In contrast, if one wishes to make the game more challenging, one should start with words that are unlikely to provide an initial advantage. Words such as “fuzzy” and “jumpy” are relatively poor starting points from a statistical perspective.
Conclusion
First, this common approach to data definitely showed me a lot about Wordle that I wouldn’t have known otherwise. I hope this approach helps you both in thinking about your own Wordle approach and to further explore the process of Wordle and other data. And it all started with some basic steps:
So, having done all this analysis, how much do analytics help the Wordle experience? One of the things that I find most amazing about the process of playing Wordle is how our brains approximate the calculations made here from a pattern recognition perspective that reflects our use of language. Much as our brain is effectively solving the parallax formula every time we catch a ball thrown in the air, our brains also intuitively make many of these probabilistic estimates based on our vocabulary every time we play a game of Wordle.
I think that analytic approaches like this help to demonstrate the types of “hidden” calculations that often are involved in the “gut reactions” that people make in their decision-making. Gut reactions and analytic reactions have often been portrayed as binary opposites in the business world, but gut reactions can also be the amalgamation of intelligence, knowledge, past experiences, and intuitive feelings all combined to provide a decision that can be superior or more innovative in comparison to pure analytic decisions. Analytics are an important part of all decision-making, but it is important not to discount the human component of judgment in the decision-making process.

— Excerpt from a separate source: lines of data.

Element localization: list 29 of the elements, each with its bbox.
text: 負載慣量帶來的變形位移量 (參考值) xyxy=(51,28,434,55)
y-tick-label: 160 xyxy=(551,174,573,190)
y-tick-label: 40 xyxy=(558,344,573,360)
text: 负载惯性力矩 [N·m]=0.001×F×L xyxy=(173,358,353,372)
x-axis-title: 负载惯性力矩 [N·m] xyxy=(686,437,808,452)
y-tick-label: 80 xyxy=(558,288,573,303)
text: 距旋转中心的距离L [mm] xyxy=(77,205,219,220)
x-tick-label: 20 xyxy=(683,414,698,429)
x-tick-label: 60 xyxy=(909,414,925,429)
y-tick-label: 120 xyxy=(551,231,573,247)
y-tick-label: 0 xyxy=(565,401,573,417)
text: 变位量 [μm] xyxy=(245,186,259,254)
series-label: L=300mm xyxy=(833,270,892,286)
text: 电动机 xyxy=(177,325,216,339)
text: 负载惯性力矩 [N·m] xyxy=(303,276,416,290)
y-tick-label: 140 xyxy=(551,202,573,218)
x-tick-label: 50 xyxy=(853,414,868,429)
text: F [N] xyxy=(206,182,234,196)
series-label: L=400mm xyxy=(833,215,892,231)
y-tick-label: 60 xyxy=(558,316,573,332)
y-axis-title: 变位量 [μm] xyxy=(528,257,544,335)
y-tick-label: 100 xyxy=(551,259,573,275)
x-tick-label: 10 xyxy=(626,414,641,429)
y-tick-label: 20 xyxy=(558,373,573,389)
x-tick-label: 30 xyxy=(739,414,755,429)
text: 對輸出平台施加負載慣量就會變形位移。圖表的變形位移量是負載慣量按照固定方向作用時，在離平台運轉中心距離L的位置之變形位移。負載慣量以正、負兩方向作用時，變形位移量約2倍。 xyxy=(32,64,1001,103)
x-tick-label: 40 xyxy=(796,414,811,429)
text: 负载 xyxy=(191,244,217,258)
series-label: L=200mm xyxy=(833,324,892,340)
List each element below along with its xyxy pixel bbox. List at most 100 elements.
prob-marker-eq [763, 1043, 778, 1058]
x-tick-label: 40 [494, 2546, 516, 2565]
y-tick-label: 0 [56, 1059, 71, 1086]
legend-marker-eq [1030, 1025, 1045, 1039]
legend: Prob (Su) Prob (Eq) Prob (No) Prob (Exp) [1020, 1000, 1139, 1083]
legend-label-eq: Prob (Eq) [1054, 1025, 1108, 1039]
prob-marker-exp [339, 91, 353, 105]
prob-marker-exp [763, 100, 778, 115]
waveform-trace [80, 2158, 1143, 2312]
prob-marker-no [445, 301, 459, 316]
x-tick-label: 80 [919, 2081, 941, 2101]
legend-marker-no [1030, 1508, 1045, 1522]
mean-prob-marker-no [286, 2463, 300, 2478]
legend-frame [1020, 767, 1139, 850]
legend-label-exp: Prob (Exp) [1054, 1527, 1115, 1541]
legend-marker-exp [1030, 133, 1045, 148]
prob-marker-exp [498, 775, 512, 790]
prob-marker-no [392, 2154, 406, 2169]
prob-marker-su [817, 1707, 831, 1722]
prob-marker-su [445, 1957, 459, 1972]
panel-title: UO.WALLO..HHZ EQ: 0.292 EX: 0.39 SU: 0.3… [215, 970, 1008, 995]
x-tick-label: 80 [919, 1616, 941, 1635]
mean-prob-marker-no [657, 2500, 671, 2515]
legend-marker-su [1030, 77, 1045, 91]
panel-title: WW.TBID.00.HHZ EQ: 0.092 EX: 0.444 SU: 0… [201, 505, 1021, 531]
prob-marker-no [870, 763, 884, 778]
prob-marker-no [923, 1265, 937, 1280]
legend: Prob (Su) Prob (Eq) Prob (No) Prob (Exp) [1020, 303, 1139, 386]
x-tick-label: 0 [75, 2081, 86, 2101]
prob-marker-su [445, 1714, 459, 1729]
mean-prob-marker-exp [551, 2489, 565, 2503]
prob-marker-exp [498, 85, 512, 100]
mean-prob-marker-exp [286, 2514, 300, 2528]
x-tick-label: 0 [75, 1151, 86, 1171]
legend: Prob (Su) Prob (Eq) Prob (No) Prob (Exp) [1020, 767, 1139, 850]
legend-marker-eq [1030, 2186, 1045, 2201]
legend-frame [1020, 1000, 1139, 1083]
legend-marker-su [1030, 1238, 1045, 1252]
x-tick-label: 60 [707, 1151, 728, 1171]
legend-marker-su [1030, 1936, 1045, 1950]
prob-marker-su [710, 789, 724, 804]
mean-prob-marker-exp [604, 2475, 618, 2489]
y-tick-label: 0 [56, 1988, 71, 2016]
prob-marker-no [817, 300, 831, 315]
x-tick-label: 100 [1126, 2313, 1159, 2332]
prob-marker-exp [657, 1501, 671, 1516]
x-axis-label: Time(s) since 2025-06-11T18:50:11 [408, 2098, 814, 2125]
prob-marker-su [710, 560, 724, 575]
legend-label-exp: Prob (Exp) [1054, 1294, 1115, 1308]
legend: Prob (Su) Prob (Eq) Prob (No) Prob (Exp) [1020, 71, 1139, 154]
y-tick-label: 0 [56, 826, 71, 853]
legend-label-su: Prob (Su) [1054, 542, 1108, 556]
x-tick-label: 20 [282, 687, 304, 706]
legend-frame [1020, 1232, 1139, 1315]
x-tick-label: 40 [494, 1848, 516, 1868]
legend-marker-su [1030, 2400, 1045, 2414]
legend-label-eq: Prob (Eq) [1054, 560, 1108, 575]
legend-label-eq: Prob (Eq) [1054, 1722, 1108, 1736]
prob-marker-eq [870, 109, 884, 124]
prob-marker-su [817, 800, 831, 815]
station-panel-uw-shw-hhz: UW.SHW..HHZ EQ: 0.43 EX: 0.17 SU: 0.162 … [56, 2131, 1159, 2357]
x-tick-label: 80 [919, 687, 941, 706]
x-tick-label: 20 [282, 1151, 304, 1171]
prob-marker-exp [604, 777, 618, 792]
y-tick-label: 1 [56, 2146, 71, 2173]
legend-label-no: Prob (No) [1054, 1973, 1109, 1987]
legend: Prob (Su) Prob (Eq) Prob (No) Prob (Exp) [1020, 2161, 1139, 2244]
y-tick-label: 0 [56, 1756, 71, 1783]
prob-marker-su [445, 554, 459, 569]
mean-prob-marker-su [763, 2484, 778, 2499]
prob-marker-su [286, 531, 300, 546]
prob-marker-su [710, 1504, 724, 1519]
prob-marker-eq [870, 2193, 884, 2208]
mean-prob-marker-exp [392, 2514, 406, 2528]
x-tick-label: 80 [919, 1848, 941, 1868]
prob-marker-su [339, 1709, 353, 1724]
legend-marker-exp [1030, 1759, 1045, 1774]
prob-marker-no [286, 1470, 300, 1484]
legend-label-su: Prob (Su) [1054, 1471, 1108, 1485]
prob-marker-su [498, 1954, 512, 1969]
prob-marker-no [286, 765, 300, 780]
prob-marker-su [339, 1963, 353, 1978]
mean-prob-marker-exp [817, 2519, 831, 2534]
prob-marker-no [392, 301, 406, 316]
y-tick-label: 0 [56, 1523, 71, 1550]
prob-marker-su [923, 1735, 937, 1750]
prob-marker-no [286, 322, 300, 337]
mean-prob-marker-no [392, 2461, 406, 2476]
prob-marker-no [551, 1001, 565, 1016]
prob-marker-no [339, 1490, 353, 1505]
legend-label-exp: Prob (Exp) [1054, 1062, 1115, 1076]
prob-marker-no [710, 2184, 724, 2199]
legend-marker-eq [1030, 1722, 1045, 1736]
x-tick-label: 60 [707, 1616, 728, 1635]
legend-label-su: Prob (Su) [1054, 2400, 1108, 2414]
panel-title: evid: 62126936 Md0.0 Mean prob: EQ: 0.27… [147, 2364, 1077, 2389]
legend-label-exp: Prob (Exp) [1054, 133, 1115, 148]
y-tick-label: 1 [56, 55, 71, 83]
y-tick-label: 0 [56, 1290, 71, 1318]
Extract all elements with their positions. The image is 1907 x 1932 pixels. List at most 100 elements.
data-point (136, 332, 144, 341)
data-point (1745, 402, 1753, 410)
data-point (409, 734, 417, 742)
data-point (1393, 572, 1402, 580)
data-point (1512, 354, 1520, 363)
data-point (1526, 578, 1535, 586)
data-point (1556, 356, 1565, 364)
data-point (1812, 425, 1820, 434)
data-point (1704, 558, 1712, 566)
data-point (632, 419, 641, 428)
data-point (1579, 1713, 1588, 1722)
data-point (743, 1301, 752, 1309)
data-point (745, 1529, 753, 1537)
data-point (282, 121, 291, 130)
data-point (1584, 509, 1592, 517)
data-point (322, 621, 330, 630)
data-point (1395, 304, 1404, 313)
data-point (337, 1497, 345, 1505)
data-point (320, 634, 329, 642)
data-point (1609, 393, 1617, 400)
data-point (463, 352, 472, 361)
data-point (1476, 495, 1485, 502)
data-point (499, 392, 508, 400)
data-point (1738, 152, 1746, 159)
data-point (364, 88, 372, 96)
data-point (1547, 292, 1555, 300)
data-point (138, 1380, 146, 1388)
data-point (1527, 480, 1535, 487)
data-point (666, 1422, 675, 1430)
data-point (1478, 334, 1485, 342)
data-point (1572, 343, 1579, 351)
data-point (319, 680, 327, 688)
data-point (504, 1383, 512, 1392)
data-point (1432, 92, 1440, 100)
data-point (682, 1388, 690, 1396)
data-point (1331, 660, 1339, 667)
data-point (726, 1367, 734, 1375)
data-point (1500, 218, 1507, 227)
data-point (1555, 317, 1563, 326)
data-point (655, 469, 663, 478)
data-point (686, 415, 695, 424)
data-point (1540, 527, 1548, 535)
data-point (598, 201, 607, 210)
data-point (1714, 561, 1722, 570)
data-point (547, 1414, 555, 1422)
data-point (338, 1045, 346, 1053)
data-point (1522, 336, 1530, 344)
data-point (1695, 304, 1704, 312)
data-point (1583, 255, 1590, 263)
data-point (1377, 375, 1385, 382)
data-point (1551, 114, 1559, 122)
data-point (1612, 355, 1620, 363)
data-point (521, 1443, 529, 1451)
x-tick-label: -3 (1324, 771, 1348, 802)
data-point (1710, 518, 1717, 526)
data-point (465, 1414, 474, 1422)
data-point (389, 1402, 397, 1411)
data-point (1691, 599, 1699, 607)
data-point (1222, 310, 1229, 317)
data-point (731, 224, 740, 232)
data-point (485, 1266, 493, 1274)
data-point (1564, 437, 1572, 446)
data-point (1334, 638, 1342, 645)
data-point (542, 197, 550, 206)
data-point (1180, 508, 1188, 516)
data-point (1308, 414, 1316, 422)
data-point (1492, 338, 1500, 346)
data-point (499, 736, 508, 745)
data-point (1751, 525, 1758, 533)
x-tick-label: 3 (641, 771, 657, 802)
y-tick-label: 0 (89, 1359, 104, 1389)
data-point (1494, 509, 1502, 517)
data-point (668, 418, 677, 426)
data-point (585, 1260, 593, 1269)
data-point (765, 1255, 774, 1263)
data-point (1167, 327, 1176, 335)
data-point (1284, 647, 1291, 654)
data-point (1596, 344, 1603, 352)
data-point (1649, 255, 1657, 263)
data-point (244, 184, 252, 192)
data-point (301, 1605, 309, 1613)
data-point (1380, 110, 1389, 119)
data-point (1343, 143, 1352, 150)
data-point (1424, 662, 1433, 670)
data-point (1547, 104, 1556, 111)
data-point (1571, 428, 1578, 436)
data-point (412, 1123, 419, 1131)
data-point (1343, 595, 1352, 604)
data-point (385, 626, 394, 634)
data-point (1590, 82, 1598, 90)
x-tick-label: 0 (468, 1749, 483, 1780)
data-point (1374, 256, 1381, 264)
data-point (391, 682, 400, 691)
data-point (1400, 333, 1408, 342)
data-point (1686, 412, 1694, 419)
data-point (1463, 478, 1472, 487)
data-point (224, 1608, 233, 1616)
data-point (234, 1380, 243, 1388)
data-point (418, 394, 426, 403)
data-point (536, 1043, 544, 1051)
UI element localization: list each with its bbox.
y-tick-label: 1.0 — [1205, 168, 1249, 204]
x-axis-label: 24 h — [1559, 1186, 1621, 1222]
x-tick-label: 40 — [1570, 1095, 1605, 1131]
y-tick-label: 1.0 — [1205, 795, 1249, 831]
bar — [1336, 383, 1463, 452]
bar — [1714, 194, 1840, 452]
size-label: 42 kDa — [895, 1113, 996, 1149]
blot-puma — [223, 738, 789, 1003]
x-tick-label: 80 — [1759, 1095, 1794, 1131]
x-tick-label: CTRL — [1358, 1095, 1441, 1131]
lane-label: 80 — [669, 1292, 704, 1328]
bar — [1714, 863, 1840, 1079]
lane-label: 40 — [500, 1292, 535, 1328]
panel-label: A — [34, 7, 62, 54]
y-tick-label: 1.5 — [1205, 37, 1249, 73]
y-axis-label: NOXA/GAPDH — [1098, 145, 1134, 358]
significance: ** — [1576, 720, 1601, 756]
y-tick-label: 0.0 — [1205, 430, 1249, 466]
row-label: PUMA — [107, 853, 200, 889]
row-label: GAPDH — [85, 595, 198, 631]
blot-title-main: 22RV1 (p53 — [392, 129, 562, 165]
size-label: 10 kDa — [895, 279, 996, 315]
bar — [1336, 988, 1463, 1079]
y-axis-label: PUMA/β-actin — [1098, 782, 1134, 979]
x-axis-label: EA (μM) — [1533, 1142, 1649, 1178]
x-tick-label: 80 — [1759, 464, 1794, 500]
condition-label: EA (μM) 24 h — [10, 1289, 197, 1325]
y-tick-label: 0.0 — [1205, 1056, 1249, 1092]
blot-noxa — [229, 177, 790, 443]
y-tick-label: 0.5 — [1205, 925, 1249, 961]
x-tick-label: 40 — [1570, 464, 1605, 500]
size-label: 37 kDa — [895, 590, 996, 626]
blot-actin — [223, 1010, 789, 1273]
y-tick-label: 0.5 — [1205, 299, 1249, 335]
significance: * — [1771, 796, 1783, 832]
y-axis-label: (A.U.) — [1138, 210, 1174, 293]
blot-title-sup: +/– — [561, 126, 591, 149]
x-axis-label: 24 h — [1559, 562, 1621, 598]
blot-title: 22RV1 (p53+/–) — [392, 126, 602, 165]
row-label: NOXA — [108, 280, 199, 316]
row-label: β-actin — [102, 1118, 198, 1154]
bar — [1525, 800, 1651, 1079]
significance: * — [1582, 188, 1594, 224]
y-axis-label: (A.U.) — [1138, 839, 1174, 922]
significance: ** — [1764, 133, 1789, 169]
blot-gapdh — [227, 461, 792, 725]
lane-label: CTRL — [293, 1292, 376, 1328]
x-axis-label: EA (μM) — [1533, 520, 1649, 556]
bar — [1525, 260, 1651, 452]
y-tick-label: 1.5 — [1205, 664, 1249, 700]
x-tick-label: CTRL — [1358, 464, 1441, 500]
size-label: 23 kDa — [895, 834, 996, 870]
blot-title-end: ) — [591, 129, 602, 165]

And as far as Wordle goes, I think it is fun to try the optimized version of Wordle a few times to see how it contrasts with your standard process. On the flip side, this data also provides guidance on how to make Wordle harder by using words that are less likely to be helpful. But ultimately, Wordle is a way for you to have fun and analytics is best used to help you have more fun and not to just turn Wordle into an engineering exercise. Happy word building and good luck!